Desses eu fui nos dois primeiros, Amstelkring – Our Lord in the Attic e Willet-Holthuysen. Fui também no Het Rembrandthius, a casa de Rembrandt, na verdade, esse foi o primeiro local que visitei em Amsterdam, mas infelizmente estava fechado para reformas e não foi possível entrar.

Quanto aos que eu não visitei, vou colocar aqui uma breve descrição para caso alguém se interessar em conhecê-los. São tantos os museus existentes em Amsterdam que é praticamente impossível visitar a todos, por mais que eu adore passar as tardes dentro de um museu, foi preciso selecionar alguns devido ao tempo e, claro, ao orçamento também.

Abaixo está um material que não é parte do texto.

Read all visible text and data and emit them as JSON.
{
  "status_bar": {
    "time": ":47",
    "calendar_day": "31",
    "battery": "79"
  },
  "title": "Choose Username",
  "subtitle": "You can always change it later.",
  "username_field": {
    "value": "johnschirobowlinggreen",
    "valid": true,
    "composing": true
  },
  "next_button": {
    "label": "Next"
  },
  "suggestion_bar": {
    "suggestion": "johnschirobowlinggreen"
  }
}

Amstelkring – Our Lord in the Attic e Willet-Holthuysen serão descritos em posts separados.

A Casa de Rembrandt, Het Rembrandthuis

Como o nome já diz, é a casa onde Rembrandt viveu. Durante quase 20 anos ele morou e trabalhou nessa casa localizada na rua Jodenbreestraat. Rembrandt Harmenszoon van Rijn viveu entre 1606 e 1669 e é o artista mais famoso da Holanda e um dos mais importantes da Europa. Não é para menos, suas pinturas e gravuras da época barroca são belíssimas, daí meu desapontamento quando não foi possível visitar seu museu.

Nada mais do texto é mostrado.